The Foreign Affairs Minister of Canada, John Baird, has admitted for the first time on Monday that the likelihood of reaching a “political solution” in Syria is becoming increasingly slim as the two-year conflict enters “a new dark chapter.” The current administration has so far remained overly reluctant while discussing chances of any type of military intervention in Syria, although reports of chemical weapon attacks last week have suddenly increased the growing pressure on the international community.
Among the top world powers that have already threatened retaliatory strikes through formal warnings in recent days are U.S., Britain and France. Leaders of these countries have also remained in touch with Prime Minister Stephen Harper and Baird over the weekend, in consequence of which Baird informed reporters in Toronto, that “Canada believes the only way to halt the bloodshed in Syria is through a political solution,” emphasizing later that “however, we understand that this solution is becoming more and more difficult as the crisis enters a very dangerous new phase.”

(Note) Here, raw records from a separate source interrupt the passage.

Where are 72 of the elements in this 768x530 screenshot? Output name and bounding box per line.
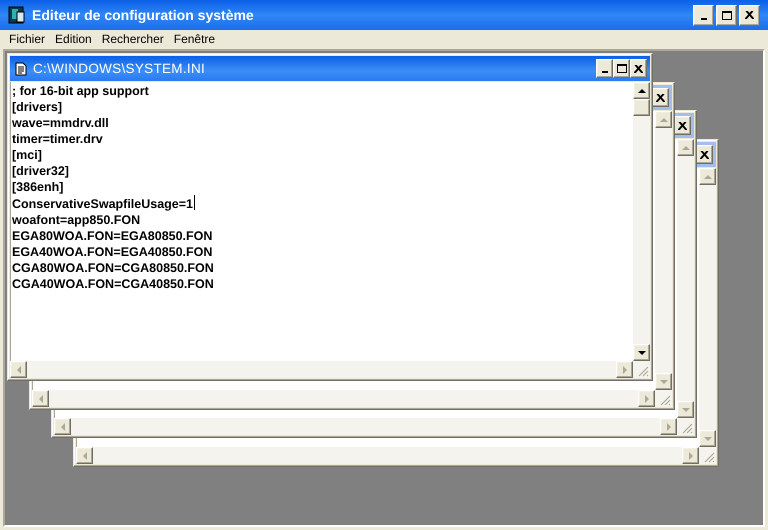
minimize-icon: [700, 18, 706, 20]
text-area[interactable]: [10, 82, 633, 361]
text-line: CGA80WOA.FON=CGA80850.FON: [12, 260, 214, 276]
right-arrow-icon: [620, 366, 628, 374]
text-line: ConservativeSwapfileUsage=1: [12, 195, 195, 212]
scroll-thumb[interactable]: [633, 99, 650, 116]
scroll-left-button[interactable]: [32, 390, 49, 407]
text-line: woafont=app850.FON: [12, 212, 140, 228]
horizontal-scrollbar[interactable]: [54, 418, 677, 435]
close-button[interactable]: [630, 59, 647, 78]
scroll-right-button[interactable]: [638, 390, 655, 407]
text-line: [driver32]: [12, 163, 69, 179]
text-line: EGA80WOA.FON=EGA80850.FON: [12, 228, 212, 244]
scroll-left-button[interactable]: [76, 447, 93, 464]
down-arrow-icon: [682, 406, 690, 414]
scroll-right-button[interactable]: [682, 447, 699, 464]
scroll-up-button[interactable]: [633, 82, 650, 99]
up-arrow-icon: [660, 116, 668, 124]
minimize-icon: [602, 71, 608, 73]
scroll-right-button[interactable]: [616, 361, 633, 378]
maximize-icon: [616, 64, 626, 73]
maximize-icon: [722, 10, 732, 20]
maximize-button[interactable]: [716, 4, 737, 26]
maximize-button[interactable]: [613, 59, 630, 78]
close-icon: [678, 122, 687, 130]
horizontal-scrollbar[interactable]: [10, 361, 633, 378]
vertical-scrollbar[interactable]: [633, 82, 650, 361]
text-line: timer=timer.drv: [12, 131, 103, 147]
right-arrow-icon: [664, 422, 672, 430]
down-arrow-icon: [660, 378, 668, 386]
close-button[interactable]: [739, 4, 760, 26]
up-arrow-icon: [638, 86, 646, 94]
text-line: ; for 16-bit app support: [12, 83, 149, 99]
menu-item[interactable]: Edition: [50, 32, 97, 46]
close-icon: [700, 150, 709, 158]
scroll-left-button[interactable]: [54, 418, 71, 435]
document-title: C:\WINDOWS\SYSTEM.INI: [33, 61, 206, 76]
left-arrow-icon: [80, 452, 88, 460]
horizontal-scrollbar[interactable]: [32, 390, 655, 407]
down-arrow-icon: [704, 434, 712, 442]
down-arrow-icon: [638, 348, 646, 356]
minimize-button[interactable]: [693, 4, 714, 26]
text-line: [386enh]: [12, 179, 64, 195]
app-icon: [8, 6, 26, 24]
right-arrow-icon: [642, 394, 650, 402]
minimize-button[interactable]: [596, 59, 613, 78]
menu-item[interactable]: Rechercher: [96, 32, 169, 46]
text-line: EGA40WOA.FON=EGA40850.FON: [12, 244, 212, 260]
up-arrow-icon: [704, 172, 712, 180]
horizontal-scrollbar[interactable]: [76, 447, 699, 464]
right-arrow-icon: [686, 452, 694, 460]
left-arrow-icon: [14, 366, 22, 374]
left-arrow-icon: [58, 422, 66, 430]
text-line: [mci]: [12, 147, 42, 163]
close-icon: [656, 94, 665, 102]
document-icon: [15, 62, 27, 76]
left-arrow-icon: [36, 394, 44, 402]
menu-item[interactable]: Fenêtre: [168, 32, 220, 46]
close-icon: [745, 11, 754, 19]
text-line: wave=mmdrv.dll: [12, 115, 109, 131]
menu-item[interactable]: Fichier: [4, 32, 50, 46]
close-icon: [634, 64, 643, 72]
close-button[interactable]: [674, 116, 691, 135]
window-title: Editeur de configuration système: [32, 7, 255, 23]
close-button[interactable]: [696, 145, 713, 164]
text-line: [drivers]: [12, 99, 62, 115]
scroll-left-button[interactable]: [10, 361, 27, 378]
up-arrow-icon: [682, 144, 690, 152]
text-line: CGA40WOA.FON=CGA40850.FON: [12, 276, 214, 292]
scroll-right-button[interactable]: [660, 418, 677, 435]
close-button[interactable]: [652, 88, 669, 107]
scroll-down-button[interactable]: [633, 344, 650, 361]
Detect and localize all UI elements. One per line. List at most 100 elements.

Baird stressed that the government is “incredibly outraged” to learn about the alleged use of chemical weapons, resulting in deaths of at least 300 men, women and children last week. He mentioned in a stated that “such an attack demands a firm response from the international community,” while threatening that Canada will work “in lockstep” with its allies. Regardless of recently surviving a sniper attack, the United Nations inspectors are on the ground in Damascus on Monday in order to investigate whether chemical weapon were used and by whom.